Apenas um paralelismo com as gentes do psicadelismo: num ano em que várias capas que pareciam uma derivação de Where's Waldo, também Dylan quis passar despercebido.

sexta-feira, 3 de março de 2017

[Fundo de Catálogo] The Who - The Who Sell Out (1967)


No dia 14 de agosto de 1967, as transmissões de rádio em águas territoriais do Reino Unido passam a não ser permitidas, aniquilando as rádios pirata que aí se refugiavam para oferecer o rock que fugia da programação das BBCs. Dois meses antes, os Who deixam rasto no Monterey Pop Festival e três meses depois, a banda que, apesar do clássico "My Generation", ainda não tinha editado um grande disco, decide lançar um registo conceptual que simulasse a transmissão de uma rádio pirata, com jingles e anúncios inventados. A ironia inerente ao título estende-se à capa e a algumas das canções do disco, em que promovem desodorizantes, Heinz Baked Beans, tatuagens e pomadas para combater o acne. Para além de algumas referências sexuais que são caras aos miúdos, claro, ou não fosse esse o público das rádios pirata.

A primeira metade de The Who Sell Out deixa o espalhafato dos discos anteriores para se envolver no psicadelismo mais debochado e excessivo, à Beatles de Sgt Peppers ou Zappa nos Mothers of Invention ou mesmo dos Stones que tinham acabado de editar Their Satanic Majesties Request.
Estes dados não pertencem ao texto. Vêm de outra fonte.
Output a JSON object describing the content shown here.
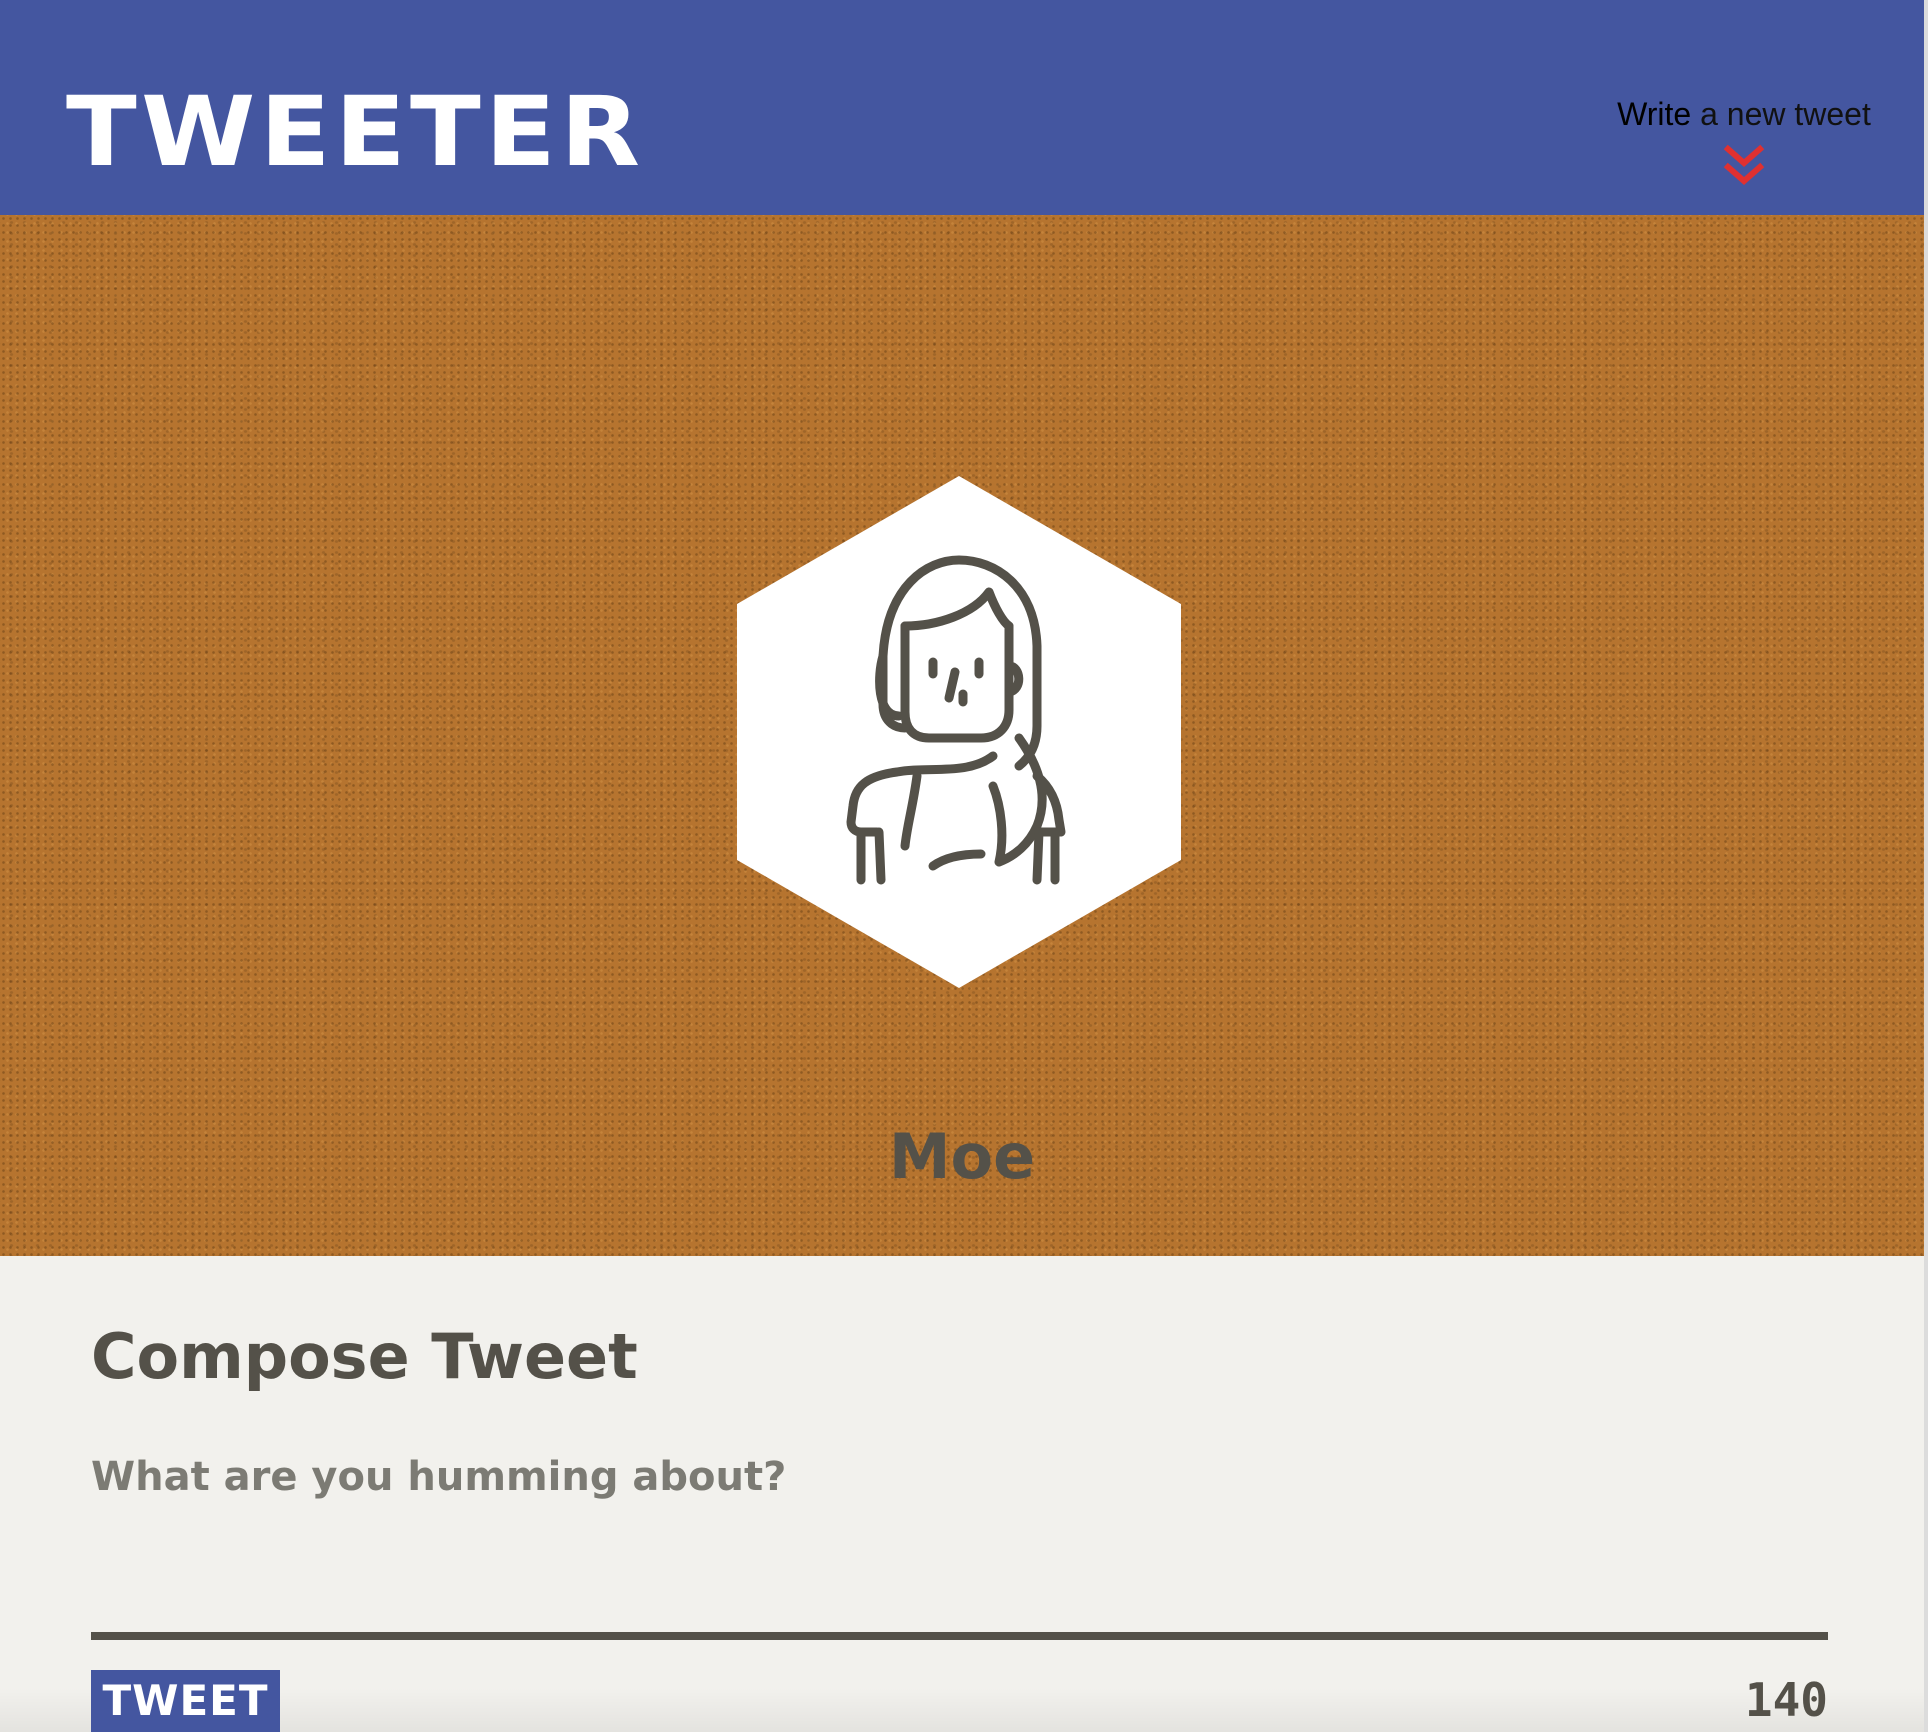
{
  "nav": {
    "logo": "TWEETER",
    "write_prefix": "Write",
    "write_suffix": " a new tweet",
    "chevron_icon": "double-chevron-down-icon",
    "chevron_color": "#e03030",
    "background": "#4456a0"
  },
  "profile": {
    "name": "Moe",
    "avatar_icon": "woman-avatar-icon",
    "background": "#b6742f"
  },
  "compose": {
    "title": "Compose Tweet",
    "placeholder": "What are you humming about?",
    "button_label": "TWEET",
    "char_count": "140"
  }
}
Só Brian Wilson se parecia levar a sério. Na segunda metade, "I Can See for Miles" é tão a sério que, para além de ser tida (de forma ousada, diga-se) como um dos primeiros exemplos de rock progressivo, terá inspirado Paul McCartney a criar "Helter Skelter", para muitos a primeira canção com laivos metal de sempre. A história:o Beatle estaria a ler uma review a The Who Sell Out e deparou-se com uma frase que descrevia "I Can See for Miles" como a "canção mais pesada de sempre". McCartney, claro, teve que se superlativar. Talvez seja então a segunda parte do álbum, sem referência radiofónicas, que, no meio de tanta paródia, tenha acabado por ser levado a sério. É de valor.